The main treatment options for excessive sweating are:
1. Use of antiperspirant deodorants
Antiperspirant deodorants generally contain aluminum hydroxide, a substance capable of clogging the sweat glands and reducing sweat and are usually indicated in case of excessive underarm sweating.
In addition to that, this type of deodorant has substances that help eliminate the foul smell of underarm sweat.
However, antiperspirant deodorants have a minimal effect, requiring application several times a day. Alum stone is an excellent natural option with this antiperspirant property.
2. Absorbent pads or insoles
Absorbent insoles can be used for excessive sweating on the feet, and absorbent pads are usually indicated for underarms.
These products absorb excessive sweat in these regions and can be used mainly not to stain clothes or shoes.
3. Botox injections
Botox injection can be given by a doctor for excessive sweating in the armpits, palms of the hands, soles of the feet, groin, or scalp, as it works by blocking the production of sweat by the sweat glands.
However, treatment with botulinum toxin has a temporary effect, generally lasting 6 months, and must be performed with a specific frequency, which can be pretty annoying for the person.
Iontophoresis is carried out with the application of ionizing agents in the skin region with excessive sweat, using an electric current to facilitate the absorption of these substances in the skin.
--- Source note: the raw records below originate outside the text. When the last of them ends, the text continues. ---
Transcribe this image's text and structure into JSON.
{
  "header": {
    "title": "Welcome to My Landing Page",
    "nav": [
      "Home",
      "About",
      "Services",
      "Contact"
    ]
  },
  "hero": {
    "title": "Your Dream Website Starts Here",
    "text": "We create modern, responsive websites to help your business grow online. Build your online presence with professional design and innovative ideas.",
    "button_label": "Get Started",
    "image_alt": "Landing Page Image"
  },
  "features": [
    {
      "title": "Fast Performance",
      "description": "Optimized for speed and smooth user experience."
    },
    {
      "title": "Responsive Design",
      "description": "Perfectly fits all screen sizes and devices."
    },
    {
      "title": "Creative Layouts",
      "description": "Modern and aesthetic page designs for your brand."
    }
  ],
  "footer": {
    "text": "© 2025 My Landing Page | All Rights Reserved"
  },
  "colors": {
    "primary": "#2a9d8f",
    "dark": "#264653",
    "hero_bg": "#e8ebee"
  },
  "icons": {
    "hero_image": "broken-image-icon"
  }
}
When these ions are absorbed, they gradually decrease perspiration in the area that has excessive sweat.
The doctor must do the treatment 2 to 3 times a week, about 10 to 15 minutes, then the frequency of the sections decreases, biweekly or monthly.
However, iontophoresis is not a definitive treatment, and it needs to be performed regularly to generate the expected results.
Some medications for excessive sweating can be prescribed by the doctor, such as glycopyrrolate or oxybutynin, which are anticholinergics that reduce sweat production and can be taken daily, according to medical advice.
Antidepressant medications can also be prescribed by the doctor in the most severe cases, helping to reduce the anxiety that can increase sweat production.
Generally, these medications are indicated when other forms of treatment have not effectively reduced sweating.
Surgery for excessive sweating, called a sympathectomy, is also a good treatment option for excessive sweating.
A doctor performs this surgery, cutting the nerve that stimulates the sweat gland to produce sweat, thus stopping excess moisture.
Although it guarantees good results, it is common for there to be an increase in sweat in other areas of the body that do not show excessive work, being a natural response of the body to maintain the appropriate body temperature.